With layers and layers of visual imagery beautifully realized through great camera work, clever writing and exquisite aesthetic style, we see two lives unravel under the microscope of the honest moments they have allowed to pass. French actress/director Zabou Breitman has created a very thoughtful and engaging film that seduces the characters and viewers alike, and impresses in many ways.
THE HOST, unspooling 45 minutes later and in the very same theatre, was no genial party-giver this time. This time the host crawled out of Seoul’s Han River and devoured every morsel of food it could catch, all of it human. This manic picture introduces a Godzilla for Korea, and for this age of environmental concern and viral-pandemic paranoia. With good effects, (up until the end at least), dashes of smart humour and plenty of adrenalin, THE HOST was, oh heck, good enough to have become the top grossing Korean film of all time, but I dunno, not THAT exciting. Still, it was an enjoyable break from all the worthwhile stuff I’ve been seeing.

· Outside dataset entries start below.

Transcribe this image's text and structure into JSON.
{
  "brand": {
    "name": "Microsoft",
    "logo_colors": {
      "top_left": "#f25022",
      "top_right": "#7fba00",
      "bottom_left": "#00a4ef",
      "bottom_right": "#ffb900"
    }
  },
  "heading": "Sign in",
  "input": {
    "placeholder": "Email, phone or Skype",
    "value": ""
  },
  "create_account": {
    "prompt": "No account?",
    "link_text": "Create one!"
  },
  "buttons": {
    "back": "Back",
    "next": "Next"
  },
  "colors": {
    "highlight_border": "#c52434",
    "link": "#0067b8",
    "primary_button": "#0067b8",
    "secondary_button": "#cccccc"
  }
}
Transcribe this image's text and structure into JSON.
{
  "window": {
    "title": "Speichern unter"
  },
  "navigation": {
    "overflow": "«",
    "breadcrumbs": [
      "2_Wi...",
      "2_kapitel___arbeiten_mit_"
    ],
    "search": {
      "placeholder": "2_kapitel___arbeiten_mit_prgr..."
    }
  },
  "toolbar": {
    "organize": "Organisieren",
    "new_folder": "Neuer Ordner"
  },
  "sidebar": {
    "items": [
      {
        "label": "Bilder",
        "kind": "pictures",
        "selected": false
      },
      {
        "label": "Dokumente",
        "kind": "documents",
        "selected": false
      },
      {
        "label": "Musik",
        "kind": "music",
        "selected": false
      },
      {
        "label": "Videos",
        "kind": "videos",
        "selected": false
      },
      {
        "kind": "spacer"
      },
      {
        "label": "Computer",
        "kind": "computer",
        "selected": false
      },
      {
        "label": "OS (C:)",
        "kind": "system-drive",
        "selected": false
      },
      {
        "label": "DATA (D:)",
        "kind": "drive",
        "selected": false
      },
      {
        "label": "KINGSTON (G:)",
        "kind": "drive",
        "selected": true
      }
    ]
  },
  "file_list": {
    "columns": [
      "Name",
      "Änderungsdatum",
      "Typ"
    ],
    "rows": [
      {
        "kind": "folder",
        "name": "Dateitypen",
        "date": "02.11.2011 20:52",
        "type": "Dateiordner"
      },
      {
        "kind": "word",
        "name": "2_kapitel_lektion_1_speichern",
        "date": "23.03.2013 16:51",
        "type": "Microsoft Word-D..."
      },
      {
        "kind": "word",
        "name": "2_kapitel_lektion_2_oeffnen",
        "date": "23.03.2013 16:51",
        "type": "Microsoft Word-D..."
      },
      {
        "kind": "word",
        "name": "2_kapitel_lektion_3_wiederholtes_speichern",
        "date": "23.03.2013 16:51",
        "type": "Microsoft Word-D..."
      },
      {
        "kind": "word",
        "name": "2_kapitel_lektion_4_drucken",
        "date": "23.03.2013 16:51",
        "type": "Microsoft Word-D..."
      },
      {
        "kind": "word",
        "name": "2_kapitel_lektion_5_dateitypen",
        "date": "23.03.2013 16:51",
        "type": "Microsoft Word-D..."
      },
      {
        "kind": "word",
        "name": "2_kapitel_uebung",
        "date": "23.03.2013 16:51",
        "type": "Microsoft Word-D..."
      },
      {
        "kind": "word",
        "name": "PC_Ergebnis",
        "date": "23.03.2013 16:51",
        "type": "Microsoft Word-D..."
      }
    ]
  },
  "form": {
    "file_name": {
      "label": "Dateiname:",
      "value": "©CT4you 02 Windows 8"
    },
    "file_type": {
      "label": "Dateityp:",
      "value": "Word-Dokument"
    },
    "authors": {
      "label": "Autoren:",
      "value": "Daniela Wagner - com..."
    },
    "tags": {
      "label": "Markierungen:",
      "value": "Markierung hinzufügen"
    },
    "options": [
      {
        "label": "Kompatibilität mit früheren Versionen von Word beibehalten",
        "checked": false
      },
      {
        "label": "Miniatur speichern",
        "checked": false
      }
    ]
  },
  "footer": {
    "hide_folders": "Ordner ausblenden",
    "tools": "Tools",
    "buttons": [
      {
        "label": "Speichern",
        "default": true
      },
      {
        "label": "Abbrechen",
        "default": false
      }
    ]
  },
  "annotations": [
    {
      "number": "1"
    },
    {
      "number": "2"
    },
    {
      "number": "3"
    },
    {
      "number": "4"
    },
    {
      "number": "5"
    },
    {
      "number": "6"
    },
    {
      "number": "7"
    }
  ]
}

FALKENBERG FAREWELL was the day’s third film focused on events forced into action by too languorous a summer. Falkenberg is a seaside town in Sweden’s southwest, and, it would seem, the summer residence of many of the country’s most bored and dissolute youth. What will it take to rouse some from their stupor? A suicide maybe?
Sweden, whose government is laboring to disabuse the world of the popular myth that the country has a high suicide rate, takes another blow in this slacker mini-epic. Despite its insights and sensitive execution, FALKENBERG FAREWELL left me bored… and considering a little dissolution myself.
I finished the day with SHORTBUS, one of the most controversial, most hyped, and most anticipated films of the festival, but I do not have the time to do it any justice now. SHORTBUS delves deeply enough into often taboo subjects that anything I could write quickly would not be either enough, or well enough said. Initially too tired to finish before sleeping, and with too little time before today’s films, right now I can only say…
It’s very good: the packed audience cheered loudly at the end. It’s somewhat overwhelming and gives one lots to think and talk about, while there are many people who will not appreciate it at all. I’ll try to get back to it later.





The problem with (soft) drugs is that they are “good” not “bad”. Ditto for this movie. It is good for the triple-X loving crowd, but rather dull for folks like me who prefer dance and tight-fitting clothing for their sex-objects. It’s your basic pornography. They can publish all they want of this stuff, I’m just not interested. People can drink booze all they want, but leave me out of it. My rating: $6.99/$9.99 on the adult-only Pay-per-view channel — based on viewing the *trailer* only.